I have heard that Google employs about 14,000 Pentium III processors (late 2002), probably each having upwards of 1GB of RAM (the latter is my guess). I have heard that search engines build a slowly changing data base that records facts such as Word xxx occurs at offset nnn in document zzz. and that this information, coded somehow, composes the bulk of the data that is used to identify the appropriate pages. I have heard that a given Pentium specializes in a particular set of sites and each site is covered by just one Pentium. Here is a way to compress and organize such data so as to make Google searches plausible, perhaps even possible.

Word frequency is critical. 50 words like “of” might be omitted from the data base. Some words appear just once on the whole web. With misspellings I would guess that there are about 500,000,000 distinct words on the web. I would guess that 95% of words, by count of occurrence, are from a vocabulary of 5000 words at least if Google is sensitive to language.

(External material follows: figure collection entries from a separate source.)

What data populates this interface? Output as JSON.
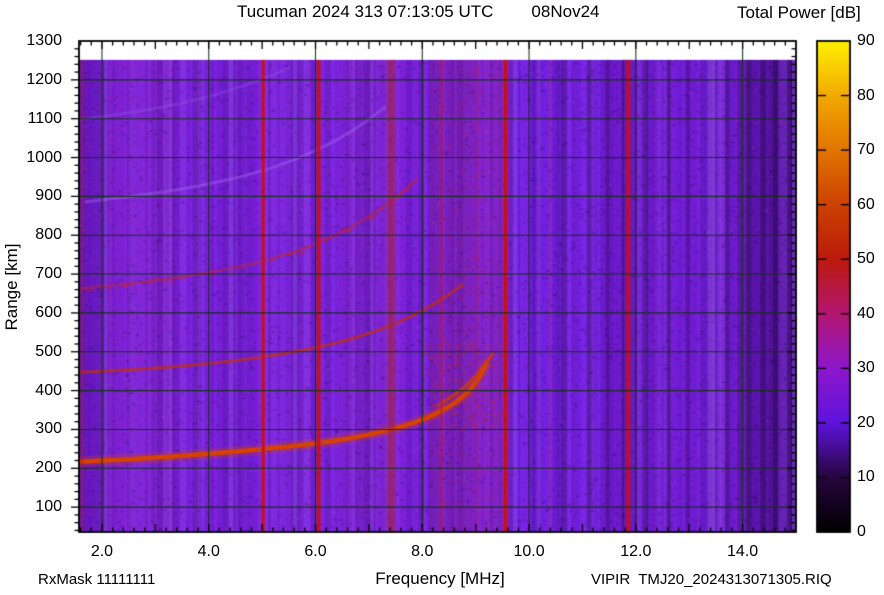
{
  "header": {
    "title_station_time": "Tucuman 2024 313 07:13:05 UTC",
    "title_date": "08Nov24",
    "colorbar_title": "Total Power [dB]"
  },
  "footer": {
    "rx_mask": "RxMask 11111111",
    "file_id": "VIPIR  TMJ20_2024313071305.RIQ"
  },
  "chart_data": {
    "type": "heatmap",
    "title": "Tucuman 2024 313 07:13:05 UTC  08Nov24",
    "xlabel": "Frequency [MHz]",
    "ylabel": "Range [km]",
    "xlim": [
      1.57,
      15.0
    ],
    "ylim": [
      36,
      1300
    ],
    "data_top_km": 1252,
    "x_minor_step": 0.2,
    "y_minor_step": 20,
    "xticks": [
      2,
      4,
      6,
      8,
      10,
      12,
      14
    ],
    "xtick_labels": [
      "2.0",
      "4.0",
      "6.0",
      "8.0",
      "10.0",
      "12.0",
      "14.0"
    ],
    "yticks": [
      100,
      200,
      300,
      400,
      500,
      600,
      700,
      800,
      900,
      1000,
      1100,
      1200,
      1300
    ],
    "ytick_labels": [
      "100",
      "200",
      "300",
      "400",
      "500",
      "600",
      "700",
      "800",
      "900",
      "1000",
      "1100",
      "1200",
      "1300"
    ],
    "grid": {
      "x_step_mhz": 2,
      "y_step_km": 100,
      "color": "#143014"
    },
    "background": {
      "base_color": "#7a20df"
    },
    "colorbar": {
      "label": "Total Power [dB]",
      "min": 0,
      "max": 90,
      "ticks": [
        0,
        10,
        20,
        30,
        40,
        50,
        60,
        70,
        80,
        90
      ],
      "tick_labels": [
        "0",
        "10",
        "20",
        "30",
        "40",
        "50",
        "60",
        "70",
        "80",
        "90"
      ],
      "stops": [
        [
          0,
          "#000000"
        ],
        [
          10,
          "#26063e"
        ],
        [
          20,
          "#5f13dc"
        ],
        [
          30,
          "#8e17cc"
        ],
        [
          40,
          "#b21670"
        ],
        [
          50,
          "#bc1a0e"
        ],
        [
          60,
          "#cc4200"
        ],
        [
          70,
          "#e27400"
        ],
        [
          80,
          "#f2aa00"
        ],
        [
          90,
          "#ffef00"
        ]
      ]
    },
    "echo_traces": [
      {
        "name": "F-echo 5th multiple (very faint)",
        "color": "#9a62e8",
        "w": 3,
        "a": 0.28,
        "points": [
          [
            1.57,
            1098
          ],
          [
            2.5,
            1114
          ],
          [
            3.4,
            1136
          ],
          [
            4.2,
            1164
          ],
          [
            4.9,
            1196
          ],
          [
            5.5,
            1230
          ]
        ]
      },
      {
        "name": "F-echo 4th multiple (faint)",
        "color": "#a26df0",
        "w": 3,
        "a": 0.4,
        "points": [
          [
            1.7,
            886
          ],
          [
            2.8,
            904
          ],
          [
            3.9,
            928
          ],
          [
            4.9,
            960
          ],
          [
            5.7,
            998
          ],
          [
            6.4,
            1044
          ],
          [
            6.95,
            1092
          ],
          [
            7.3,
            1130
          ]
        ]
      },
      {
        "name": "F-echo 3rd multiple",
        "color": "#bd2830",
        "w": 2.5,
        "a": 0.5,
        "speckle": true,
        "points": [
          [
            1.57,
            663
          ],
          [
            2.6,
            676
          ],
          [
            3.7,
            696
          ],
          [
            4.7,
            722
          ],
          [
            5.6,
            756
          ],
          [
            6.3,
            794
          ],
          [
            6.9,
            838
          ],
          [
            7.45,
            890
          ],
          [
            7.9,
            945
          ]
        ]
      },
      {
        "name": "F-echo 2nd multiple",
        "color": "#c23108",
        "w": 3,
        "a": 0.7,
        "points": [
          [
            1.57,
            447
          ],
          [
            2.5,
            453
          ],
          [
            3.5,
            463
          ],
          [
            4.5,
            477
          ],
          [
            5.4,
            494
          ],
          [
            6.2,
            516
          ],
          [
            6.9,
            542
          ],
          [
            7.5,
            572
          ],
          [
            8.0,
            605
          ],
          [
            8.45,
            642
          ],
          [
            8.75,
            672
          ]
        ]
      },
      {
        "name": "F-echo X-mode branch",
        "color": "#cf3d00",
        "w": 3,
        "a": 0.8,
        "points": [
          [
            8.3,
            362
          ],
          [
            8.7,
            398
          ],
          [
            9.0,
            436
          ],
          [
            9.2,
            472
          ],
          [
            9.32,
            495
          ]
        ]
      },
      {
        "name": "F-echo main trace",
        "color": "#d64200",
        "w": 4.5,
        "a": 1.0,
        "halo": true,
        "points": [
          [
            1.57,
            217
          ],
          [
            2.2,
            221
          ],
          [
            3.0,
            227
          ],
          [
            4.0,
            237
          ],
          [
            5.0,
            249
          ],
          [
            6.0,
            263
          ],
          [
            6.8,
            281
          ],
          [
            7.4,
            299
          ],
          [
            7.9,
            319
          ],
          [
            8.3,
            343
          ],
          [
            8.65,
            371
          ],
          [
            8.9,
            402
          ],
          [
            9.05,
            430
          ],
          [
            9.15,
            455
          ],
          [
            9.2,
            470
          ]
        ]
      }
    ],
    "rfi_lines": [
      {
        "f": 1.63,
        "w": 2,
        "color": "#b01616",
        "a": 0.5
      },
      {
        "f": 5.02,
        "w": 10,
        "color": "#9a40d8",
        "a": 0.25
      },
      {
        "f": 5.02,
        "w": 3,
        "color": "#cc0e0e",
        "a": 0.95
      },
      {
        "f": 6.06,
        "w": 10,
        "color": "#9a40d8",
        "a": 0.2
      },
      {
        "f": 6.06,
        "w": 3.5,
        "color": "#cc0e0e",
        "a": 0.95
      },
      {
        "f": 7.42,
        "w": 10,
        "color": "#a02878",
        "a": 0.28
      },
      {
        "f": 7.42,
        "w": 6,
        "color": "#a8203e",
        "a": 0.55
      },
      {
        "f": 8.36,
        "w": 2,
        "color": "#bb1726",
        "a": 0.6
      },
      {
        "f": 9.02,
        "w": 2,
        "color": "#c23058",
        "a": 0.35
      },
      {
        "f": 9.56,
        "w": 13,
        "color": "#93279e",
        "a": 0.3
      },
      {
        "f": 9.56,
        "w": 3.5,
        "color": "#cc0d0d",
        "a": 0.95
      },
      {
        "f": 10.4,
        "w": 1.5,
        "color": "#b03070",
        "a": 0.35
      },
      {
        "f": 11.86,
        "w": 9,
        "color": "#7a1890",
        "a": 0.3
      },
      {
        "f": 11.86,
        "w": 3.5,
        "color": "#cc0d0d",
        "a": 0.95
      }
    ],
    "bands": [
      {
        "f0": 1.57,
        "f1": 2.05,
        "color": "#4b0c9c",
        "a": 0.4
      },
      {
        "f0": 2.05,
        "f1": 3.35,
        "color": "#8826c2",
        "a": 0.22
      },
      {
        "f0": 3.35,
        "f1": 4.7,
        "color": "#6d18d8",
        "a": 0.12
      },
      {
        "f0": 6.45,
        "f1": 7.65,
        "color": "#8d2cc0",
        "a": 0.16
      },
      {
        "f0": 8.15,
        "f1": 9.5,
        "color": "#99289a",
        "a": 0.22
      },
      {
        "f0": 9.6,
        "f1": 11.35,
        "color": "#6b1cec",
        "a": 0.35
      },
      {
        "f0": 11.35,
        "f1": 13.9,
        "color": "#5a12c4",
        "a": 0.22
      },
      {
        "f0": 13.9,
        "f1": 15.0,
        "color": "#3d0880",
        "a": 0.5
      }
    ],
    "light_columns": {
      "color": "#aa78ff",
      "items": [
        [
          2.08,
          4,
          0.22
        ],
        [
          4.42,
          5,
          0.28
        ],
        [
          5.62,
          4,
          0.28
        ],
        [
          7.06,
          4,
          0.22
        ],
        [
          9.74,
          5,
          0.28
        ],
        [
          10.18,
          4,
          0.18
        ],
        [
          13.42,
          7,
          0.32
        ],
        [
          13.56,
          4,
          0.22
        ],
        [
          14.97,
          5,
          0.28
        ]
      ]
    },
    "dark_columns": {
      "color": "#20083c",
      "items": [
        [
          3.75,
          5,
          0.18
        ],
        [
          10.66,
          5,
          0.3
        ],
        [
          11.13,
          4,
          0.32
        ],
        [
          11.47,
          4,
          0.28
        ],
        [
          11.76,
          3,
          0.3
        ],
        [
          12.17,
          5,
          0.3
        ],
        [
          12.62,
          4,
          0.32
        ],
        [
          12.97,
          4,
          0.3
        ],
        [
          13.72,
          4,
          0.3
        ],
        [
          14.12,
          5,
          0.4
        ],
        [
          14.38,
          5,
          0.35
        ],
        [
          14.62,
          5,
          0.4
        ],
        [
          14.88,
          5,
          0.35
        ]
      ]
    },
    "noise_regions": [
      {
        "f0": 1.57,
        "f1": 3.4,
        "color": "#c02898",
        "count": 1700,
        "a": 0.13
      },
      {
        "f0": 3.4,
        "f1": 4.9,
        "color": "#b02488",
        "count": 550,
        "a": 0.09
      },
      {
        "f0": 4.9,
        "f1": 6.45,
        "color": "#b82890",
        "count": 350,
        "a": 0.07
      },
      {
        "f0": 6.45,
        "f1": 7.75,
        "color": "#c02898",
        "count": 800,
        "a": 0.11
      },
      {
        "f0": 8.15,
        "f1": 9.55,
        "color": "#c0246a",
        "count": 1300,
        "a": 0.13
      },
      {
        "f0": 8.15,
        "f1": 9.55,
        "color": "#cc1d1d",
        "count": 500,
        "a": 0.2
      },
      {
        "f0": 8.0,
        "f1": 9.6,
        "r0": 300,
        "r1": 530,
        "color": "#cc2d12",
        "count": 320,
        "a": 0.3
      },
      {
        "f0": 9.6,
        "f1": 15.0,
        "color": "#38085f",
        "count": 2000,
        "a": 0.12
      }
    ]
  }
}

See some C code for my speculation about the inner loop for what I imagine to be the most time consuming questions: Searching for documents with both of two fairly common words. The byte arrays thru which cp and dp scan are each for some particular word W in some web neighborhood. The sum S of the first k such bytes of the array is the dense code for the Sth page in this neighborhood with at least one occurrence of W. Well there is one caveat: when that sum is 0 mod 256, then there is no designated page. The while is the inner loop and about 6 instructions are required for each page in the web with one word but not the other. A dense code is an integer of about 21 bits that is an index into an array of pages. Elsewhere there are data structures that can get to the page from the dense index.

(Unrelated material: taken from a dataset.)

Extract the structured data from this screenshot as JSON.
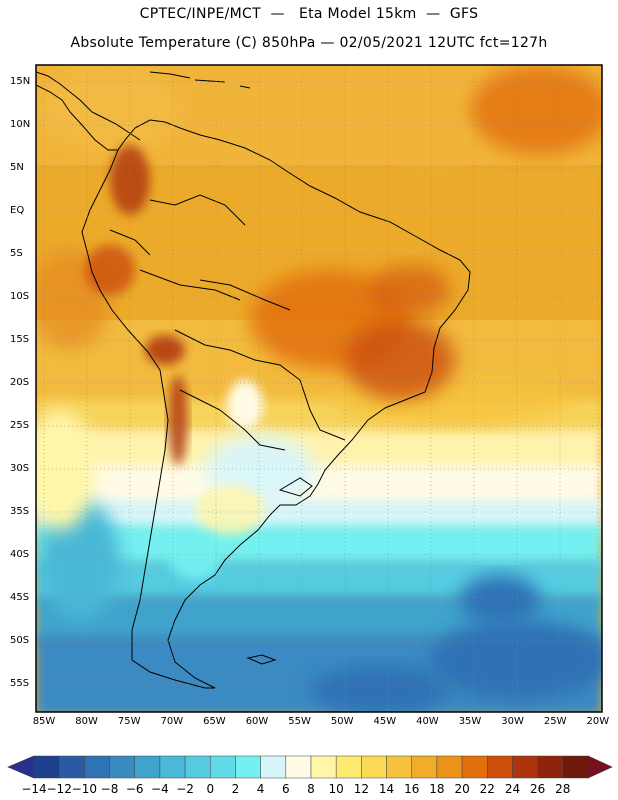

This is a pretty good data structure for words that appear at least once in every 200 pages. For the next less frequent range of words 16 bit bytes would do. I will call these two byte words. For the common one byte words, we can build an array, the nth element of which indexes into the big array to get immediately to the place where the sum is n212. We then need not pass over every array element for the more common word.

There remains the significant problem of preferring those pages where the two words are near or adjacent. The data described so far does not help. For some searches it would be feasible to search the page or some compression thereof. If we want to do better we might build for each word in each page: a list of positions of that word within the page. The position would be by word count, not character count. The list would again be coded by delta entry as above. These lists would be typically very short. A modification of the loops described would detect when the two sought words occurred near each other within a given page.